SBA seeks to classify 'small'

Proposed small-business rules draw criticism, caution

Proposed rule to restructure small business size standards

Like almost everything affecting the role of small businesses in federal contracting, a proposed new rule for defining small businesses is drawing mixed reactions.

The Small Business Administration published the rule last month, with public comments due by May 18. Agency officials want to reduce the number of size categories for businesses and base most

size classifications on the number of employees.

SBA officials are seeking to simplify the current system, which includes 37 size standards, some based on a company's number of employees and some based on annual revenue, depending on the industry category the company fits in. Some critics charge that companies have too much leeway to pick categories that will allow them to grow as much as possible before no longer qualifying for the small-business classification.

The new rule won't fix that problem, said Lloyd Chapman, president of the Microcomputer Industry Suppliers Association.

"This is bad for legitimate small businesses, and it's consistent with what the SBA's been doing for the past 50 years, which is to pass regulations that allow increasingly larger businesses to qualify as small businesses," he said.

Under the proposed rule, most businesses would be measured by number of employees. There would be 10 size levels that apply to most industries, with only a few measured using other criteria. Some industries would have to stay below both a maximum number of employees and a maximum annual revenue standard to qualify.

The proposed size standards range from 50 employees to 1,500.

Chip Mather, senior vice president of Acquisition Solutions Inc., said he is concerned that measuring business size by number of employees would give companies on the cusp of outgrowing the small-business world an incentive to limit their growth.

"If you start measuring by employees, you're going to have people try to limit the number of employees," he said. "There's already enough incentive for companies not to employ people."

A company could freeze its head count at a low enough number to continue to qualify as a small business and use contractors to meet increasing demand, Mather said. That would lead to more people in jobs without the benefits of full-time employment and also allow businesses to grow significantly without losing their small-business qualification, he said.

"I would hope your strategic plan would be much broader than just 'Do I fit into this category?'" said Diane Bloodworth, who was chairwoman of the Industry Advisory Council's Small Business Shared Interest Group until December. "I think it's shortsighted when companies do that."

Gary Jackson, SBA's assistant administrator for size standards, said the agency will count more than the full-time staff of a company. "Employees counted in determining size include all individuals employed on a full-time, part-time, temporary or other basis," he said. "SBA will consider the totality of the circumstances, including factors relevant for tax purposes, in determining whether individuals are employees of the concern in question."

Penny Pompei, president of the Women's Business Center, said that if loopholes exist, most small businesses will not limit their growth indefinitely to exploit them.

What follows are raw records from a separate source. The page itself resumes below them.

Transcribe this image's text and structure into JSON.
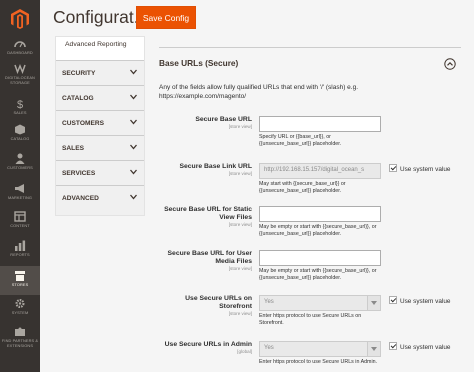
{
  "header": {
    "title": "Configurat...",
    "save_button": "Save Config"
  },
  "nav": {
    "items": [
      {
        "label": "DASHBOARD",
        "icon": "dashboard-icon"
      },
      {
        "label": "DIGITALOCEAN STORAGE",
        "icon": "digitalocean-icon"
      },
      {
        "label": "SALES",
        "icon": "dollar-icon"
      },
      {
        "label": "CATALOG",
        "icon": "cube-icon"
      },
      {
        "label": "CUSTOMERS",
        "icon": "person-icon"
      },
      {
        "label": "MARKETING",
        "icon": "megaphone-icon"
      },
      {
        "label": "CONTENT",
        "icon": "layout-icon"
      },
      {
        "label": "REPORTS",
        "icon": "bar-chart-icon"
      },
      {
        "label": "STORES",
        "icon": "store-icon"
      },
      {
        "label": "SYSTEM",
        "icon": "gear-icon"
      },
      {
        "label": "FIND PARTNERS & EXTENSIONS",
        "icon": "puzzle-icon"
      }
    ],
    "active": "STORES"
  },
  "tabs": {
    "sub_item": "Advanced Reporting",
    "items": [
      {
        "label": "SECURITY"
      },
      {
        "label": "CATALOG"
      },
      {
        "label": "CUSTOMERS"
      },
      {
        "label": "SALES"
      },
      {
        "label": "SERVICES"
      },
      {
        "label": "ADVANCED"
      }
    ]
  },
  "section": {
    "title": "Base URLs (Secure)",
    "description": "Any of the fields allow fully qualified URLs that end with '/' (slash) e.g. https://example.com/magento/"
  },
  "fields": [
    {
      "label": "Secure Base URL",
      "scope": "[store view]",
      "value": "",
      "note": "Specify URL or {{base_url}}, or {{unsecure_base_url}} placeholder."
    },
    {
      "label": "Secure Base Link URL",
      "scope": "[store view]",
      "value": "http://192.168.15.157/digital_ocean_s",
      "note": "May start with {{secure_base_url}} or {{unsecure_base_url}} placeholder.",
      "use_system": "Use system value",
      "use_system_checked": true
    },
    {
      "label": "Secure Base URL for Static View Files",
      "scope": "[store view]",
      "value": "",
      "note": "May be empty or start with {{secure_base_url}}, or {{unsecure_base_url}} placeholder."
    },
    {
      "label": "Secure Base URL for User Media Files",
      "scope": "[store view]",
      "value": "",
      "note": "May be empty or start with {{secure_base_url}}, or {{unsecure_base_url}} placeholder."
    },
    {
      "label": "Use Secure URLs on Storefront",
      "scope": "[store view]",
      "value": "Yes",
      "note": "Enter https protocol to use Secure URLs on Storefront.",
      "use_system": "Use system value",
      "use_system_checked": true
    },
    {
      "label": "Use Secure URLs in Admin",
      "scope": "[global]",
      "value": "Yes",
      "note": "Enter https protocol to use Secure URLs in Admin.",
      "use_system": "Use system value",
      "use_system_checked": true
    }
  ]
}
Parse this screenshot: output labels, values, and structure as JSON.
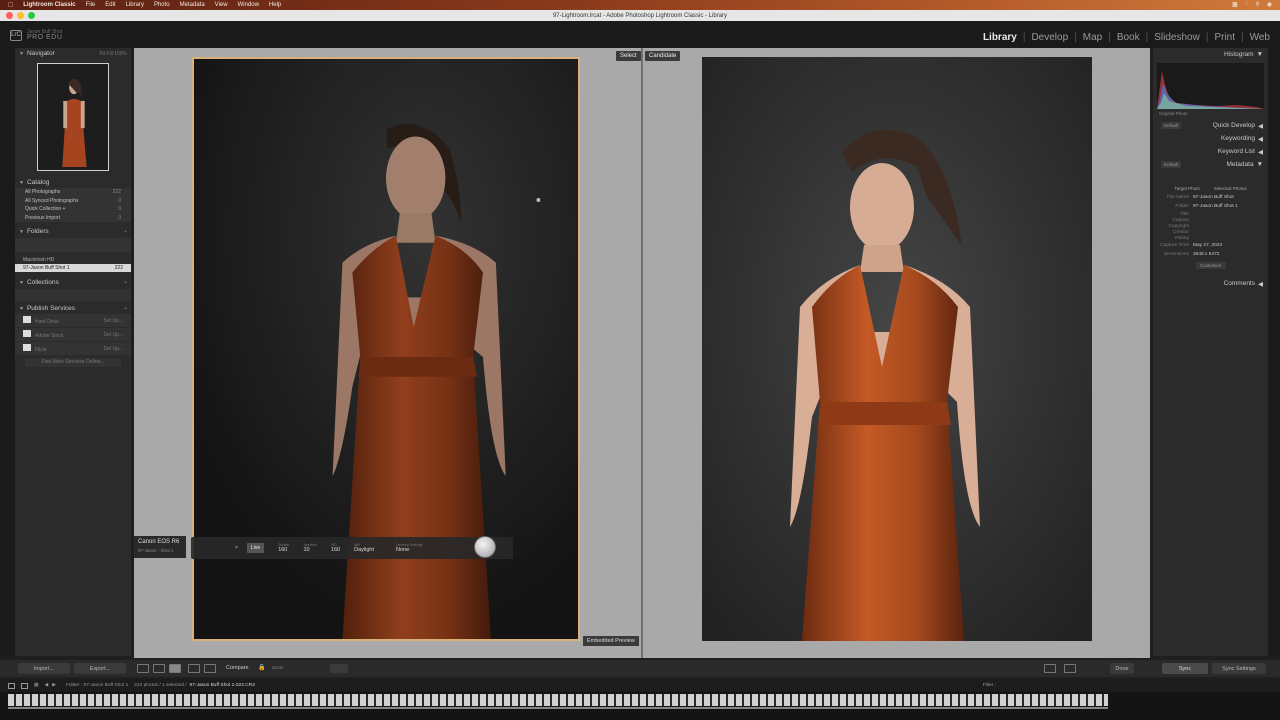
{
  "menubar": {
    "items": [
      "Lightroom Classic",
      "File",
      "Edit",
      "Library",
      "Photo",
      "Metadata",
      "View",
      "Window",
      "Help"
    ]
  },
  "window": {
    "title": "97-Lightroom.lrcat - Adobe Photoshop Lightroom Classic - Library"
  },
  "identity": {
    "logo": "LrC",
    "line1": "Jason Buff Shot",
    "line2": "PRO EDU"
  },
  "modules": [
    "Library",
    "Develop",
    "Map",
    "Book",
    "Slideshow",
    "Print",
    "Web"
  ],
  "left_panel": {
    "navigator": {
      "label": "Navigator",
      "zoom": [
        "Fit",
        "Fill",
        "100%"
      ]
    },
    "catalog": {
      "label": "Catalog",
      "items": [
        {
          "name": "All Photographs",
          "count": "222"
        },
        {
          "name": "All Synced Photographs",
          "count": "0"
        },
        {
          "name": "Quick Collection +",
          "count": "0"
        },
        {
          "name": "Previous Import",
          "count": "0"
        }
      ]
    },
    "folders": {
      "label": "Folders",
      "volume": {
        "name": "Macintosh HD",
        "size": ""
      },
      "selected": {
        "name": "97-Jason Buff Shot 1",
        "count": "222"
      }
    },
    "collections": {
      "label": "Collections"
    },
    "publish": {
      "label": "Publish Services",
      "items": [
        {
          "name": "Hard Drive",
          "action": "Set Up..."
        },
        {
          "name": "Adobe Stock",
          "action": "Set Up..."
        },
        {
          "name": "Flickr",
          "action": "Set Up..."
        }
      ],
      "find_more": "Find More Services Online..."
    }
  },
  "main": {
    "select_label": "Select",
    "candidate_label": "Candidate",
    "embedded_preview": "Embedded Preview",
    "camera": {
      "name": "Canon EOS R6",
      "file": "97-Jason - Shot 1"
    },
    "hud": {
      "live": "Live",
      "fields": [
        {
          "label": "Shutter",
          "value": "160"
        },
        {
          "label": "Aperture",
          "value": "10"
        },
        {
          "label": "ISO",
          "value": "160"
        },
        {
          "label": "WB",
          "value": "Daylight"
        },
        {
          "label": "Develop Settings",
          "value": "None"
        }
      ]
    }
  },
  "right_panel": {
    "histogram": "Histogram",
    "original_photo": "Original Photo",
    "quick_develop": "Quick Develop",
    "keywording": "Keywording",
    "keyword_list": "Keyword List",
    "metadata": "Metadata",
    "preset_label": "Default",
    "metadata_preset": "Default",
    "tabs": [
      "Target Photo",
      "Selected Photos"
    ],
    "fields": [
      {
        "k": "File Name",
        "v": "97-Jason Buff Shot"
      },
      {
        "k": "Folder",
        "v": "97-Jason Buff Shot 1"
      },
      {
        "k": "Title",
        "v": ""
      },
      {
        "k": "Caption",
        "v": ""
      },
      {
        "k": "Copyright",
        "v": ""
      },
      {
        "k": "Creator",
        "v": ""
      },
      {
        "k": "Rating",
        "v": ""
      },
      {
        "k": "Capture Time",
        "v": "May 27, 2023"
      },
      {
        "k": "Dimensions",
        "v": "3648 x 5472"
      }
    ],
    "customize": "Customize",
    "comments": "Comments"
  },
  "toolbar": {
    "import": "Import...",
    "export": "Export...",
    "compare": "Compare",
    "zoom_label": "Zoom",
    "done": "Done",
    "sync": "Sync",
    "sync_settings": "Sync Settings"
  },
  "filmstrip": {
    "folder_label": "Folder : 97-Jason Buff Shot 1",
    "count": "222 photos / 1 selected /",
    "current": "97-Jason Buff Shot 1-222.CR3",
    "filter_label": "Filter :"
  },
  "colors": {
    "accent_select": "#d8b079",
    "dress": "#b4522a"
  }
}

"If people are going to fudge, they may fudge for a couple [of employees], two or three," she said.

Mather said Chapman is right to some extent. "The rules as they exist are problematic," he said. However, Chapman's counterproposal that all businesses should be classified as small if they have fewer than 100 employees but not if they are any larger is too simplistic.

"I think it should be 100 employees, across the board," Chapman said. "No matter how you do it, somebody's going to complain that it's not equitable."

***

Measuring size

Some proposed classifications to define the size of a small business are:

Computer storage device manufacturing firms: 1,000 employees.

Internet publishing and broadcasting companies: 500 employees.

Internet service providers: 150 employees.

Data processing, hosting and related services: 150 employees and $30 million in annual revenue.

Custom computer programming companies: 150 employees and $30 million in annual revenue.